On Friday, University of Missouri System President Mun Choi announced $101 million in cuts, including the jobs of four non-tenured faculty members of the 18 instructors in the UMKC theater department. That is part of a $15.4 million cut in the budget for the Kansas City campus as a whole.
Supporters filled the Helen F. Spencer Theatre as several people spoke with emotion of the masters program and what it has meant to them personally and to the community.
“It was clear to all of us that the reality of this budget cut would destroy the program and almost 40 years of careful, nurturing decisions that delivered the MFA theater training program to national prominannce,” said Theodore Swetz, Patricia McIlrath professor of theater arts.
Karen Vorst, a professor of economics and a former dean of the College of Arts and Sciences, called the planned cuts “catastrophic.”

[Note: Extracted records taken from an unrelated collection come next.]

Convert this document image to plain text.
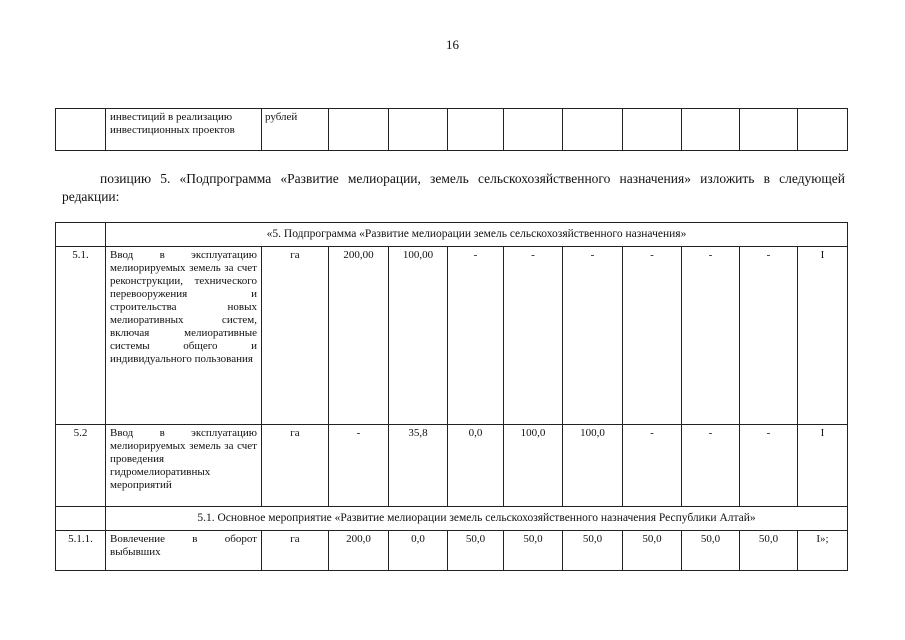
16
	инвестиций в реализацию инвестиционных проектов	рублей									
позицию 5. «Подпрограмма «Развитие мелиорации, земель сельскохозяйственного назначения» изложить в следующей редакции:
	«5. Подпрограмма «Развитие мелиорации земель сельскохозяйственного назначения»										
5.1.	Ввод в эксплуатацию мелиорируемых земель за счет реконструкции, технического перевооружения и строительства новых мелиоративных систем, включая мелиоративные системы общего и индивидуального пользования	га	200,00	100,00	-	-	-	-	-	-	I
5.2	Ввод в эксплуатацию мелиорируемых земель за счет проведения гидромелиоративных мероприятий	га	-	35,8	0,0	100,0	100,0	-	-	-	I
	5.1. Основное мероприятие «Развитие мелиорации земель сельскохозяйственного назначения Республики Алтай»										
5.1.1.	Вовлечение в оборот выбывших	га	200,0	0,0	50,0	50,0	50,0	50,0	50,0	50,0	I»;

“This is going to destroy a program that has been, long time running, the best quality program producing the best students who are going out there and making a name for UMKC,” she said.
UMKC Chancellor Leo Morton attended the program, which was billed as a “town hall.” The University of Missouri system cuts are made necessary by reduced state funding for public higher education and a decline in enrollment.
A statement issued by Morton, provost Barbara A. Bichelmeyer and Arts and Sciences Dean Wayne Vaught said they “deeply believe in the importance of UMKC’s Department of Theatre as one of our primary centers of excellence, a key component of our mission to lead in the performing arts.”
Sidonie Garrett, executive artistic director of the Heart of America Shakespeare Festival, said its productions have benefitted for 25 years from the expertise coming out of the UMKC theater program.
“Classical training programs prepare you to do that work,” she said. “The thought of not having that kind of excellence available to us is daunting.”
John Rensenhouse, artistic chair of the Kansas City Actors Theatre, echoed that point, saying the UMKC theater department plays an important role in “the renaissance we are having here in Kansas City.”
Cynthia Levin, producing artistic director of the Unicorn Theater, said that venue would not exist if it had not been started by UMKC theater graduates.
Jeff Church, producing artistic director of the Coterie Theatre, said the UMKC theater department and its master of fine arts program is “a major part of a healthy ecosystem here.”